ALI BIN ABU THALIB DAN PERANG UNTA
Ali Rodhiyallahu ‘anhu dibaiat sbg khalifah pd pertengahan bulan Dzulhijah thn 33 Hijriah. Ada sejumlah sahabat yg membaiat nya yaitu Sa'ad bin Abi Waqqash, Usamah bin Zaid, Mughirah bin Syu'bah, Nu'man bin Basyir, dan Hasan bin Tsabit Hari-hari khilafahnya merupakan mata rantai fitnah, peperangan, dan pemberontakan. Diawali dgn perang unta kmudian Perang Shiffin, berbagai pertentangan antara jumhur Muslimin dan Muawiyah, dan berakhir dgn membunuh Ali Rodhiyallahu ‘anhu
MENUNTUT PEMBELAAN UNTUK UTSMAN DAN PERANG UNTA
Tidak diragukan lagi bahwa pembunuhan Utsman dilakukan oleh kaum pemberontak yang didalangi Yahudi. Wajar jika para pembunuh itu harus menanggung segala akibat tindakan kriminal mereka dan tunduk kepada hukum qishash yang syar'i. Seluruh kaum Muslimin terutama Ali Rodhiyallahu 'anhu berusaha melakukan qishash terhadap para pembunuh Utsman. Hanya saja Ali meminta kepada mereka yang terburu-buru agar menunggu sebentar sampai segala urusan beres atau sampai ia dapat mewujudkan apa yang dinilainya sebagai pendahuluan yang bersifat dharuri, menjamin terlaksananya qishash, dan menjauhkan sebab-sebab timbulnya fitnah.
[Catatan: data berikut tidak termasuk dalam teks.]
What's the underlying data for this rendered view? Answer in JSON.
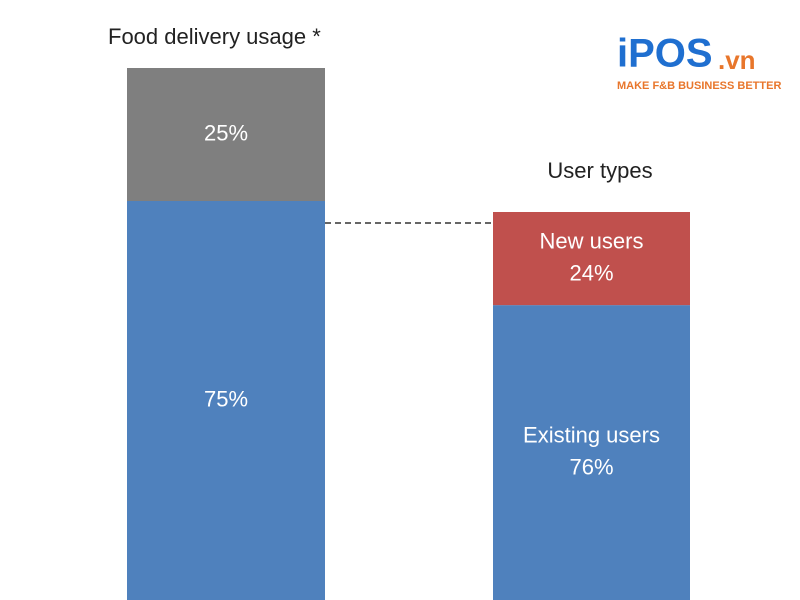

Para ahli sejarah sepakat bahwa Ali membenci kaum pemberontak yang telah membunuh Utsman. Beliau selalu menunggu-nunggu kesempatan untuk bisa menggulung mereka. Ia bahkan sangat berharap dapat melakukan secepat mungkin untuk mengambil hak Allah dari mereka (qishash). Akan tetapi, kenyataannya, masalah tersebut tidak berjalan sebagaimana yang diinginkannya. 364
Singkat peristiwa,Thalhah dan Zubair bersama sejumlah sahabat masing-masing berpendapat agar Ali segera menangkap para pembunuh dan melaksanakan qishash terhadap mereka. Guna menjamin keselamatan pelaksanaannya dan menghindarkan fitnah, mereka menawarkan kepada Ali untuk melakukan tugas tersebut dan meminta agar Ali mendatangkan pasukan dari Bashrah dan Kufah untuk mendukungnya. Akan tetapi, Ali meminta agar mereka menunggu sampai ia menyusun program yang baik untuk melaksanakan hal tersebut. 365
Hal yang terjadi setelah itu ialah bahwa masing-masing dari kedua belah pihak melaksanakan ijtihadnya dalam menggunakan cara yang terbaik untuk menuntut darah Utsman. Akhirnya berkumpullah orang-orang yang berpendapat harus segera melaksanakan qishash, di Bashrah. Di antara mereka terdapat Aisyah Ummul Mu'minin, Thalhah, Zubair, dan sejumlah besar sahabat. Tujuan mereka tidak lain untuk mengingatkan para penduduk Bashrah akan perlunya kerja sama dalam mengepung para pembunuh Utsman dan menuntut darahnya dari mereka.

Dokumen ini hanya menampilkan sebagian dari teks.